И воткнул в мяч одну за другой обе иглы. Бережков поймал его улыбку, — как ни странно, она напоминала сейчас прирожденную ребячливую улыбку самого Бережкова. Скрывая волнение, которое било его, как озноб, Бережков с ожесточением стал работать насосом. Любарский очень ловко проделал всю операцию. Было видно, что он тоже по натуре конструктор, что вещи легко подчиняются его умелым длинным пальцам. Омоложенный мяч и на этот раз отлично запрыгал.

Главный инженер уже смотрел без отчуждения на своего гостя.

Бережкова охватил восторг.

О, он порасскажет в Москве, в институте, о своих подвигах, о том, как оттаял этот неприступный инженер с мефистофельской острой бородкой. Любарский надул еще один мяч, потом третий, четвертый.

— Вы тоже любите теннис? — расспрашивал он.

— Еще бы!

Позабыв о своей хромоте, Бережков готов был хоть сейчас выбежать с ракеткой на площадку. Он был так возбужден, что и впрямь смог бы, наверное, показать неплохой класс игры. Однако Любарский уже говорил о другом:

— Где же ваш голубой конверт? По телефону вы прелестно меня заинтриговали… Сочинили целый роман.

— Что вы? Никогда не сочиняю. У меня для вас письмо от Августа Ивановича Шелеста и огромный том французского журнала с его надписью: «Нежному поклоннику и рыцарю моторов…»

— Моторов? — Любарский расхохотался. — Какой же журнал?

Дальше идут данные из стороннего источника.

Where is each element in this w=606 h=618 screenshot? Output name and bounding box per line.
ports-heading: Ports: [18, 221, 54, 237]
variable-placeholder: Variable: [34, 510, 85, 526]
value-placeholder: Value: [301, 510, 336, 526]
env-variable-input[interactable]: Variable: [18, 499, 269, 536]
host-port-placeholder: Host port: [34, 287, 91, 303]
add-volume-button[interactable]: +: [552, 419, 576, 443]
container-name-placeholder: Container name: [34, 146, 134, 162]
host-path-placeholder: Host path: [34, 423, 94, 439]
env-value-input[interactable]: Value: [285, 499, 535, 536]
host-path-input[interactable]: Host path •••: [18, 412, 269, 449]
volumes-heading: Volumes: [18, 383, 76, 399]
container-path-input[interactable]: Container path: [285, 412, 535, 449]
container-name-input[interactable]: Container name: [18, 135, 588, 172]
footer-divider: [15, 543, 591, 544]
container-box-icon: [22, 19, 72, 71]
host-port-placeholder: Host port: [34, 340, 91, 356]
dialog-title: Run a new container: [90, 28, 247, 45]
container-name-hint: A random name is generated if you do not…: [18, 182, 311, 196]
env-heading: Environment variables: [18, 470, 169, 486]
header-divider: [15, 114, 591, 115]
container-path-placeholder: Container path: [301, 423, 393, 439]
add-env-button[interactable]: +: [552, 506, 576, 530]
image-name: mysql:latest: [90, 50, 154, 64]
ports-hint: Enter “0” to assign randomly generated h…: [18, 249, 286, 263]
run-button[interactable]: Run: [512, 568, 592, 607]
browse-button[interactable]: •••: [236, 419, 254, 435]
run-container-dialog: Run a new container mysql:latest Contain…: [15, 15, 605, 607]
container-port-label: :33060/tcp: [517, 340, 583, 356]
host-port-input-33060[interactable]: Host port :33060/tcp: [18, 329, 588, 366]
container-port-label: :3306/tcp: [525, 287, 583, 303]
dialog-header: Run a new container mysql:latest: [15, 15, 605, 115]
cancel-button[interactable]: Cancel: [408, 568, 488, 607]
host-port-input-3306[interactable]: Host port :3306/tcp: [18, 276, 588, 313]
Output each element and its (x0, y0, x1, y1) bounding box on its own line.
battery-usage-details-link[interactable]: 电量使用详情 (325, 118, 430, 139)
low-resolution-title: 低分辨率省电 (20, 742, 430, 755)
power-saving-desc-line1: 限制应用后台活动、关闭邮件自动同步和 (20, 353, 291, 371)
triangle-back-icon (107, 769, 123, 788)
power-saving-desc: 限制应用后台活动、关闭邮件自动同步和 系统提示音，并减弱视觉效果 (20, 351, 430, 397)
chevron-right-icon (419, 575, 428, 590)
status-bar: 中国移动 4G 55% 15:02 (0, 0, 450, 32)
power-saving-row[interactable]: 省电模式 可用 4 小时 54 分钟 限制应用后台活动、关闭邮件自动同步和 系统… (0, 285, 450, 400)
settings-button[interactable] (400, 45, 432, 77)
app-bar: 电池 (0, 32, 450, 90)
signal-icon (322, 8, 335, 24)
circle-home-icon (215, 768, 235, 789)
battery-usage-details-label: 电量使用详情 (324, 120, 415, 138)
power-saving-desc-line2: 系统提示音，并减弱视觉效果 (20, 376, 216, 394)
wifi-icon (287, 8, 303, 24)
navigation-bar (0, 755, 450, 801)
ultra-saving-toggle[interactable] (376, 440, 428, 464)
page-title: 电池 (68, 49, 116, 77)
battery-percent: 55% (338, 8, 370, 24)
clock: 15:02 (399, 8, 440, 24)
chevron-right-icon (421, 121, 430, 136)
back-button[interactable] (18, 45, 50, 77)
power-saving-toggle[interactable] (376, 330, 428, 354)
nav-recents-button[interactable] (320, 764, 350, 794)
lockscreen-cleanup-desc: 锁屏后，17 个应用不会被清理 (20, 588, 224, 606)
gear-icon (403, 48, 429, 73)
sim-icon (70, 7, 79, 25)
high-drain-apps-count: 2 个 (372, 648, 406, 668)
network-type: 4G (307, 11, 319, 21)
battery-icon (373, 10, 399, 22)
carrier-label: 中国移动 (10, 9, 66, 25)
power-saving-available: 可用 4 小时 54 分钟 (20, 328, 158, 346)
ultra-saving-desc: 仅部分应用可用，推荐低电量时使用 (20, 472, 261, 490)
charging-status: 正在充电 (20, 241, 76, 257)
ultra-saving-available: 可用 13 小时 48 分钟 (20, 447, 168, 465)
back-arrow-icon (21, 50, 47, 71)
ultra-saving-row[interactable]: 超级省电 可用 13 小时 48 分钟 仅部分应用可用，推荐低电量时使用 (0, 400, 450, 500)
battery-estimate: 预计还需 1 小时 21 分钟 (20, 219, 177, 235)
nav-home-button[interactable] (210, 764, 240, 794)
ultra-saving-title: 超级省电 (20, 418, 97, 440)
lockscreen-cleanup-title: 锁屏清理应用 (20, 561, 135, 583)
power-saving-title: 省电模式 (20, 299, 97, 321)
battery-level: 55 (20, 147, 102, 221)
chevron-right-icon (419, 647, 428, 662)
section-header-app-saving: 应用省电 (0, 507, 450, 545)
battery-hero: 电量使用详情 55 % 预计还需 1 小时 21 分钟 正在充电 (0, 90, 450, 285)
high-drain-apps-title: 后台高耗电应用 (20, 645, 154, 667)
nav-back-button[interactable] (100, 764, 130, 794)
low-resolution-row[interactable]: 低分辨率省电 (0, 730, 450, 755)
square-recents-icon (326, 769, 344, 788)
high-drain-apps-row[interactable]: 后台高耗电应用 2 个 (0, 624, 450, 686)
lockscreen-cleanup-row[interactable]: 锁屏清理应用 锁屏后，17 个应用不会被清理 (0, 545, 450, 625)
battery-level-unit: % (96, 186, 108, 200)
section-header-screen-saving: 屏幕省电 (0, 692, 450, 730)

За какой год?

Выслушав ответ, он живо сказал:

— О, для меня это новинка. С удовольствием посмотрю. Спасибо. Разрешите пригласить вас в кабинет.

— Нет! — вмешалась дочь Любарского. — Хозяйка я. Приглашаю нашего гостя к чаю.

«Нашего гостя»! Что еще требовалось Бережкову? «Победа! Победа!» безмолвно повторял он, словно посылая радостные радиосигналы товарищам в Москву.

Вскоре он уже сидел за чаем на террасе и расписывал дамам прелести столичной жизни.